In releasing both a big financial loss and a new strategic plan, Billabong’s CEO, Launa Inman, stopped short of bagging the lack of financial and commercial discipline in the company she took over in May.
The iconic surfwear brand began life as a wholesaler, but later started opening its own shops. With Inman’s appointment came a promise to deliver a strategic plan to save the business, and to answer critical questions about the reasons for its poor performance.
In doing so this week, Inman repeatedly complimented the company’s entrepreneurial leadership. But Inman’s own analysis of Billabong’s current position and future potential made the gaps in management all too clear: no research about who the customers are or about what they want, no research on the industry itself, no global financial reporting, a mish-mash of suppliers, and knee-jerk reactions to recent business issues that did more harm than good.
“We need to hold on to the great entrepreneurs [who started the company],” she told investors and analysts. “We need to retain the culture, but become more disciplined. We need to plan and to measure results to ensure the strategy is executed.”
Billabong’s report card was bad: a net loss after tax of $275.6 million on revenue of $1.55 billion, which was down 7.9%.

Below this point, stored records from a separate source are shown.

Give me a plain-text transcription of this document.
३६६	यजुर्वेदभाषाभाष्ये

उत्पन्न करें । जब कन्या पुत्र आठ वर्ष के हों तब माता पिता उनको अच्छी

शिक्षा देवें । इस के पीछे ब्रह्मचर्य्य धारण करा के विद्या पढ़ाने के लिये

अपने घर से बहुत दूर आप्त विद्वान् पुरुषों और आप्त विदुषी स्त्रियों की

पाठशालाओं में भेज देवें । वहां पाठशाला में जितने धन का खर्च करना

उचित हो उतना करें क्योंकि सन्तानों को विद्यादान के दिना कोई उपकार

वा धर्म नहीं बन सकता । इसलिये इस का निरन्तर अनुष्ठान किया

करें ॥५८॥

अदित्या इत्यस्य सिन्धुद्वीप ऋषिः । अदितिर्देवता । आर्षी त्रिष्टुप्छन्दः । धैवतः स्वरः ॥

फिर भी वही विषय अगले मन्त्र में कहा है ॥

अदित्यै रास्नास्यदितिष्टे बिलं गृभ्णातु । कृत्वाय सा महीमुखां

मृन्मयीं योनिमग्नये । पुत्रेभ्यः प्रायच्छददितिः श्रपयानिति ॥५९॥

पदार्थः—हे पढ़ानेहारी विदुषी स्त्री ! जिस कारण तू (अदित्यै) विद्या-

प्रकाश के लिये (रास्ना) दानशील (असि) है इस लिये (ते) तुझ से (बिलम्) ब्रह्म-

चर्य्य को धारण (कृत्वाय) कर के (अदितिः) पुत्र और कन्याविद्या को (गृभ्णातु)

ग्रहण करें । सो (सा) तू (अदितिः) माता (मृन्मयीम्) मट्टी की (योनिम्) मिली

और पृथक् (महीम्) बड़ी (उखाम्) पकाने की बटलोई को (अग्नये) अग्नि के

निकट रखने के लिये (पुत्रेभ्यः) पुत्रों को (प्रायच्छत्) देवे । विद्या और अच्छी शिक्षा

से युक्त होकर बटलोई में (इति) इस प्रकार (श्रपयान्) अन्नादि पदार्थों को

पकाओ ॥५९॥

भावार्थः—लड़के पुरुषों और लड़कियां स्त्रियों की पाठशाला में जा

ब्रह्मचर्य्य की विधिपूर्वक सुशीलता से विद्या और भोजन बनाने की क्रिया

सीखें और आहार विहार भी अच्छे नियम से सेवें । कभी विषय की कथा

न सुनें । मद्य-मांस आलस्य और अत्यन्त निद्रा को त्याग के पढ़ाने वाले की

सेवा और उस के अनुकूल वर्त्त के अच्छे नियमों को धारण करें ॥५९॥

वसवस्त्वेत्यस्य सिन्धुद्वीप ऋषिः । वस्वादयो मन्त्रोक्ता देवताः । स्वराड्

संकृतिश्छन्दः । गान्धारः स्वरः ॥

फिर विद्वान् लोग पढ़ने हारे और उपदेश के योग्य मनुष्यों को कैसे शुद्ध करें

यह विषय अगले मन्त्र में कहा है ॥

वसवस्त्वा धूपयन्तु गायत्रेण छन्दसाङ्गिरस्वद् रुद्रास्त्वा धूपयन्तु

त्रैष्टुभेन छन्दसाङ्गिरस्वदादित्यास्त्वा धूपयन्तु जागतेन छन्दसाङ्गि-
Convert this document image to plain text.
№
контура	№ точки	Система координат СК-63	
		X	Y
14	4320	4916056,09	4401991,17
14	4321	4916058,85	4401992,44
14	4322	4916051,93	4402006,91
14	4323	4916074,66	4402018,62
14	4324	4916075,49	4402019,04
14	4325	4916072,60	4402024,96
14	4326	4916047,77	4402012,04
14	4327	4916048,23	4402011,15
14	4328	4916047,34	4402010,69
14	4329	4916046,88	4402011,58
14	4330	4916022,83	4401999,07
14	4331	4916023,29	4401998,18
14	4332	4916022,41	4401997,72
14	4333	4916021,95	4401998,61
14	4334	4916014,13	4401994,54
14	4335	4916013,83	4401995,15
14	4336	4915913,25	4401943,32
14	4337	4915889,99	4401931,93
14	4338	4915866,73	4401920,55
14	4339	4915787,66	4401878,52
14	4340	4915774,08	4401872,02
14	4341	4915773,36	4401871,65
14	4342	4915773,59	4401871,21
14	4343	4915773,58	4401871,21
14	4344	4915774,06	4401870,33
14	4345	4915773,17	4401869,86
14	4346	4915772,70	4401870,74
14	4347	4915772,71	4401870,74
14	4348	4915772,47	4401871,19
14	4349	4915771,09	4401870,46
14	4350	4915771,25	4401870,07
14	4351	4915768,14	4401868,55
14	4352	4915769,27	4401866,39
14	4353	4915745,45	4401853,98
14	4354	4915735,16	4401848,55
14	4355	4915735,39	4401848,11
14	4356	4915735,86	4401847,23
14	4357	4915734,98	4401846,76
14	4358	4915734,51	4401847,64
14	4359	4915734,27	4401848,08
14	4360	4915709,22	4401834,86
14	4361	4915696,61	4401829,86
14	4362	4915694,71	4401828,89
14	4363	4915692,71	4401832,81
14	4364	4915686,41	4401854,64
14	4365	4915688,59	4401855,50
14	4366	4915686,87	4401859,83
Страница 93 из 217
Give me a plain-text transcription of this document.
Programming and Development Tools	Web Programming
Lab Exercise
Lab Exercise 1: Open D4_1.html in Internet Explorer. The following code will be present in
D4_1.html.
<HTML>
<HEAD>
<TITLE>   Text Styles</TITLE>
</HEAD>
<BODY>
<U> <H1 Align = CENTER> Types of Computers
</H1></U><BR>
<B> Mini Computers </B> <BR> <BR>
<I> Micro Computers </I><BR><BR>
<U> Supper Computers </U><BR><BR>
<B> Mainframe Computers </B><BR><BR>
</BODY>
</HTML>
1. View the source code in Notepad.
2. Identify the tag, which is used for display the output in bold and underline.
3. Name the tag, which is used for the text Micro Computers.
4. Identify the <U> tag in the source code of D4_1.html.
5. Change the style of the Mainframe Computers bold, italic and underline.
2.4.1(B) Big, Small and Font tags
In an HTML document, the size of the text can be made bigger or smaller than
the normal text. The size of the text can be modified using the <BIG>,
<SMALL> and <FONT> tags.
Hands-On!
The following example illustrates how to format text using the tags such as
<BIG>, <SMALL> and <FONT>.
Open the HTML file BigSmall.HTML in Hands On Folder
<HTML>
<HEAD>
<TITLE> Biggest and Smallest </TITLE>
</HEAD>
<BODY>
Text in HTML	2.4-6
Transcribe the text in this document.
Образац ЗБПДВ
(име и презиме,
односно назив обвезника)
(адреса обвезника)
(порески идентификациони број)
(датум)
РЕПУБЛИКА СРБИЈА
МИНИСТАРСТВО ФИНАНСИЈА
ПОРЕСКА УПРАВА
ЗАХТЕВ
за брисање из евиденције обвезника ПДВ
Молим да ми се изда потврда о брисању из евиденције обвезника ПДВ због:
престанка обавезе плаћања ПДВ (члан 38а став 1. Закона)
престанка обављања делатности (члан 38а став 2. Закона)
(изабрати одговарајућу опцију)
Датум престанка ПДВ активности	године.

The company reported significant costs, impairments and charges of $336.1 million, a figure much higher than the proceeds of its partial sale of its best-performing brand, Nixon, which raised $201.4 million.
What went wrong?
Inman says Billabong did not make a mistake going into retail; but it did make mistakes in the way it did so.
The company has already closed 58 stores, reducing store numbers to 634, and intends to close another 82 in the current financial year.
Paying out leases on closed stores, selling off the inventory at reduced prices, then the reduction in sales from fewer outlets and the partial sale of Nixon all contributed to the significant and exceptional items.
Then a big American customer, PacSun dropped Billabong and started making its own house brand.
When sales fell, the company slashed its marketing budget. “In our quest to save profit, we cut our marketing budget, but that reduced our sales,” Inman told analysts and investors today, shouldering responsibility for a decision taken before her time. “Then, because of poor sales, we ended up with excess stock and had to mark it down.”
This year’s results
It’s not unusual for a new CEO to make a bit of a write-down at the start of their tenure. Billabong has taken all the pain of selling off its surplus stock at discount prices into 2011-12.
Doing so allows it to allocate a relatively small amount – about $80 million – to restructure its operations over the next four years.
This helps Inman to draw a line under the past management, and achieve the growth figures she has set out – $155 million EBITDA (earnings before interest tax depreciation and amortisation) by 2016 – which have been broken down into six specific areas of change.
Inman pointed out that the total sportswear market is $15 billion, and is growing at about 4% a year.
Which brands will lead the company’s recovery?
Inman believes she can add another $65 million to EBITDA by brand building. She has identified the brands that she believes will deliver the bucks: Billabong ($25 million) and three smaller brands: Element, DaKine and RVCA ($40 million).
This defines Inman’s solution as essentially a marketing one. She wants to convert awareness of the brand into sales. In Australia 86% of people know the brand, but 46% have actually bought it. The number that Inman is interested in is the 53% who would consider buying it in the future.
In America, 47% of the population have heard of Billabong, and only 14% have ever bought it. It’s a big opportunity, in Inman’s view.
Inman points out that Billabong has done well with all the brands it has bought over recent years, with every one of them making more money that they did when they were bought.
Still, she is planning to focus a big marketing effort on only three: skate brand, Element; hiking brand, Dakine; and RVCA, a youth brand.
Why these three somewhat unknown brands? Because their conversion rates are high. Although only 32% of people have heard of Element, 11% have bought Element products, for example.
The problem today is that Billabong is undifferentiated from competitors, such as Quiksilver. When it launched 40 years ago, the idea of a surfwear brand was unique. Now, it is not.
“We want to be famous for something,” says Inman. However, her chosen goal – to be famous for continuously setting a new standard in board sports through youthful lifestyle brands and experiences – did not run off the tongue. The broad point is clear: Billabong needs to be seen as different.
The customers Billabong wants, and what they want from Billabong
Billabong’s core customers are the sports fanatics – the people who surf, snowboard or skate every week, and the participants, who get to it every so often. There are another 34% of people who have active lifestyles, and are passionate about these sports, but do not participate. These offer a big opportunity, Inman says.
There are 34% who have same values but don’t participate as much. This is all about ‘psycho graphic values’: how they perceive themselves and what products they want. The 19% are the image leaders, the trendsetters. The others say, ‘I may not be the best surfer but I think like them, act like them and am passionate about the sport.’ We can stretch the Billabong brand to target the 34% without offending the core customer.”